Crise au Mali : le Jnim intensifie son blocus et frappe les infrastructures vitales

Écrit par

dans

Au Mali, la pression du Jnim, groupe armé affilié à al-Qaïda, atteint un niveau sans précédent. Depuis le week-end dernier, une dizaine d’autocars reliant Ségou à Bamako ont été réduits en cendres sur l’axe stratégique qui alimente la capitale en biens essentiels. Simultanément, des infrastructures électriques associées au barrage de Manantali, situé dans la région de Kayes, ont été endommagées. Malgré les efforts de l’armée malienne, l’étau économique se resserre inexorablement sur le pays.

Manantali, épicentre d’une stratégie de déstabilisation

La destruction des équipements de Manantali n’est pas un hasard. Ce barrage, co-géré par le Mali, la Mauritanie et le Sénégal au sein de l’Organisation pour la mise en valeur du fleuve Sénégal (OMVS), représente un pilier du réseau électrique malien. En s’attaquant à ses lignes de transmission, le Jnim ne se contente plus de harceler les forces armées : il frappe au cœur de l’économie urbaine, où les coupures d’électricité paralysent services publics, commerces et industries. Cette tactique s’inscrit dans une logique de guerre prolongée, initiée voici plusieurs semaines avec le ciblage systématique des convois de carburant en provenance du Sénégal et de la Côte d’Ivoire. Les jihadistes misent sur le mécontentement populaire pour fragiliser les autorités de transition dirigées par le général Assimi Goïta. Bamako, autrefois moins exposée, devient désormais le théâtre principal d’une bataille d’usure.

Réaction militaire et fragilité des corridors logistiques

Face à cette offensive, l’état-major malien affirme mener des opérations terrestres et aériennes dans plusieurs zones. Des escortes militaires ont permis l’arrivée à Bamako de centaines de camions-citernes ces derniers jours, offrant un répit éphémère aux stations-service en tension. Pourtant, cette avancée reste précaire : chaque convoi nécessite des moyens colossaux, et la sécurisation durable des axes routiers semble hors de portée à court terme. Les Forces armées maliennes (FAMa) se trouvent prises en tenaille. À l’ouest et au centre du pays, le Jnim multiplie les attaques et les sabotages. Plus au nord, dans la région de Kidal, la situation reste bloquée dans un calme relatif, mais de nouveaux affrontements avec le Cadre stratégique permanent pourraient éclater à tout moment. Bamako navigue ainsi entre deux fronts, avec des ressources qui s’amenuisent chaque jour.
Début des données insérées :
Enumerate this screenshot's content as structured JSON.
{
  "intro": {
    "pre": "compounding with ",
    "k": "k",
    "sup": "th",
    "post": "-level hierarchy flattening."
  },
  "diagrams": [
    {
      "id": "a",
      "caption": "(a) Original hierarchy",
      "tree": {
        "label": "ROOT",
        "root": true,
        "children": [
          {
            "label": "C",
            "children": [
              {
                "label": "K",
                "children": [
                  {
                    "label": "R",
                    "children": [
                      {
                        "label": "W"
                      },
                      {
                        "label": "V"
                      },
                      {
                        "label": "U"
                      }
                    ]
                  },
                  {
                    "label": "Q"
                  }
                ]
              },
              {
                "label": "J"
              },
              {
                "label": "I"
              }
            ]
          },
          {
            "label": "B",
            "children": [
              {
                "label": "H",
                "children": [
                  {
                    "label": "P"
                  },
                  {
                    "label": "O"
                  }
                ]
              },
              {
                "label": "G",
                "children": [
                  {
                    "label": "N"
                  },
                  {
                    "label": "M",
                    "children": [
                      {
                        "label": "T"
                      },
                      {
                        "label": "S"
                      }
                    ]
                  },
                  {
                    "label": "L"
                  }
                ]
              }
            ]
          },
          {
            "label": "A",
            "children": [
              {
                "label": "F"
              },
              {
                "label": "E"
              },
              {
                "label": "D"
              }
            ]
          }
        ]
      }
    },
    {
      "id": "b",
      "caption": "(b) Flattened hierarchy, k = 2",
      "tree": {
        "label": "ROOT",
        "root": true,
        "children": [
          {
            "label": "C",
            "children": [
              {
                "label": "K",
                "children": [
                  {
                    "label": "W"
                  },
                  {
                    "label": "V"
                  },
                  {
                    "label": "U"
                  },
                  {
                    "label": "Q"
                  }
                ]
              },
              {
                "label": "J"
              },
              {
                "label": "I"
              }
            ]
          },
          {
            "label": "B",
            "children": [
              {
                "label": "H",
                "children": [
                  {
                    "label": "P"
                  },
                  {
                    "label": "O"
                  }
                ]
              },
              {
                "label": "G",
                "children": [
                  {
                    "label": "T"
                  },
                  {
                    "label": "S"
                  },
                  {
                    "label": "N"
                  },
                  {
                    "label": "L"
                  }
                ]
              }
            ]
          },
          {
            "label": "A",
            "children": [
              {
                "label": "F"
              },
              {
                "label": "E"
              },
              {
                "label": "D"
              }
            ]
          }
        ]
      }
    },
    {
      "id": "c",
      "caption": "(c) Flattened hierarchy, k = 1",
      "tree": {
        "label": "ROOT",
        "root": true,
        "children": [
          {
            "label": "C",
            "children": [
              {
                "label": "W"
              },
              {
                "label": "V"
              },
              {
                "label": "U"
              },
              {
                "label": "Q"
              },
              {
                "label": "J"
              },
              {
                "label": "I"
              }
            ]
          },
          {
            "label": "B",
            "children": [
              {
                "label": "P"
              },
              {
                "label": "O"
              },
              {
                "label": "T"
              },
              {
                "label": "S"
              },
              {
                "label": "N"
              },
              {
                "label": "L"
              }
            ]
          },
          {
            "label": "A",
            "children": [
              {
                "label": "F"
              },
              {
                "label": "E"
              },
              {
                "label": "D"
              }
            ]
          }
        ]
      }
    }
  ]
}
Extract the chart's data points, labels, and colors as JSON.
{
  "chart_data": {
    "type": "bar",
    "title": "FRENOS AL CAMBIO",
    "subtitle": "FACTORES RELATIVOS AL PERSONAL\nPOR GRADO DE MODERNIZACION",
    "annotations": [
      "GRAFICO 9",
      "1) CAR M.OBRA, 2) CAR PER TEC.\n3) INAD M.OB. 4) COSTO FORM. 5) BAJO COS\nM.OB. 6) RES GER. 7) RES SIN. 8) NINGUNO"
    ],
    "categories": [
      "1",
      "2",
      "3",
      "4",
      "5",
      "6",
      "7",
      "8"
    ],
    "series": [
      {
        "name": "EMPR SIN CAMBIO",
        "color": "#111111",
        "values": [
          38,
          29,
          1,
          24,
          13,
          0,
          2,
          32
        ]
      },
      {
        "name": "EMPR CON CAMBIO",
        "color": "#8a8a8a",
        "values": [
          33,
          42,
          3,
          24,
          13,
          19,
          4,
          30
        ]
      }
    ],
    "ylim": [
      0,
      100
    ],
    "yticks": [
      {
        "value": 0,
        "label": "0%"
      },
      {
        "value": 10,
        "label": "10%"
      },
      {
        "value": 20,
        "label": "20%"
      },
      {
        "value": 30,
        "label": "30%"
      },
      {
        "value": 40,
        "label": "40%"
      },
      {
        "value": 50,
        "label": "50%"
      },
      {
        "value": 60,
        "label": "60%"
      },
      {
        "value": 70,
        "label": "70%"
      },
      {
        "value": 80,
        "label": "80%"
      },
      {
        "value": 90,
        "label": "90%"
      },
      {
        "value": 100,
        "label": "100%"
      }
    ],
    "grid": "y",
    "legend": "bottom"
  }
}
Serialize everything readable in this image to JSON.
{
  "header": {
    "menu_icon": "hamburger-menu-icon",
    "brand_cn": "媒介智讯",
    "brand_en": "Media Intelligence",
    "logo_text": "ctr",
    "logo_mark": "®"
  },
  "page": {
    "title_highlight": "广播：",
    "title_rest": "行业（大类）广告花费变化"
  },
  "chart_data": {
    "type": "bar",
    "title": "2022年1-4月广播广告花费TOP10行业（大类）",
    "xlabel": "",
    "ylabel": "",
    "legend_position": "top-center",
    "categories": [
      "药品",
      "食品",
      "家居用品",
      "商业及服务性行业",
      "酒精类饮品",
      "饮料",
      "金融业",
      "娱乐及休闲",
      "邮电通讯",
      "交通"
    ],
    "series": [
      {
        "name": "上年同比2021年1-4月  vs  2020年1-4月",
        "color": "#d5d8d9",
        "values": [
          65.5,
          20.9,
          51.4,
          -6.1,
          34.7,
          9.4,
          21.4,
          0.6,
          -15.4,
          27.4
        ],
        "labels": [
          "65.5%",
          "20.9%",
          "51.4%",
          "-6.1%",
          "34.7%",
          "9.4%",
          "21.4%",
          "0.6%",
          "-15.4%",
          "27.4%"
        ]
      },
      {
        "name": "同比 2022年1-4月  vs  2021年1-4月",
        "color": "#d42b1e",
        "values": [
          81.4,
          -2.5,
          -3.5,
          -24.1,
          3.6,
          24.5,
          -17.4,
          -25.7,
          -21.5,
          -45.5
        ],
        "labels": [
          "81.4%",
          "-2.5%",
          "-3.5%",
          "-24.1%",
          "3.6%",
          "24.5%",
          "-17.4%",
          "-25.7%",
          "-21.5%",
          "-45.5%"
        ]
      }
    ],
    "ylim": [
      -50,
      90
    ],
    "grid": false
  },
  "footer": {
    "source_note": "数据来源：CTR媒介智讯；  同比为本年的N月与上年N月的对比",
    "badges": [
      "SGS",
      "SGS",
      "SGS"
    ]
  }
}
Enjeux régionaux et risques transfrontaliers

Le blocus actuel dépasse largement les frontières maliennes. Les pays voisins, notamment le Sénégal, la Mauritanie et la Côte d’Ivoire, subissent les répercussions de l’affaiblissement des corridors commerciaux ouest-africains. Le trafic portuaire de Dakar et d’Abidjan ralentit, car une part importante des marchandises destinées au Sahel transite normalement par ces hubs. La Confédération des États du Sahel, regroupant le Mali, le Burkina Faso et le Niger, peine à coordonner une riposte efficace face à cette guerre économique menée par les groupes armés. L’attaque contre Manantali soulève également des questions sur la gestion transfrontalière des infrastructures critiques. Une aggravation des dommages pourrait impacter directement l’approvisionnement électrique du Sénégal et de la Mauritanie, transformant une crise locale en problème régional. Les partenaires internationaux, qu’ils soient bailleurs de fonds ou fournisseurs d’équipements militaires, devront trouver un équilibre entre le soutien à la souveraineté malienne et la protection des intérêts stratégiques partagés.

Sur le terrain, l’écart entre les annonces triomphales de l’armée et la réalité d’une capitale asphyxiée révèle l’ampleur inédite de cette phase du conflit. Le Jnim ne cherche plus simplement à contrôler des territoires : il vise à étouffer un État dans son ensemble. Les prochains jours pourraient voir s’intensifier les combats, notamment autour de Kidal, où la tension reste à son comble.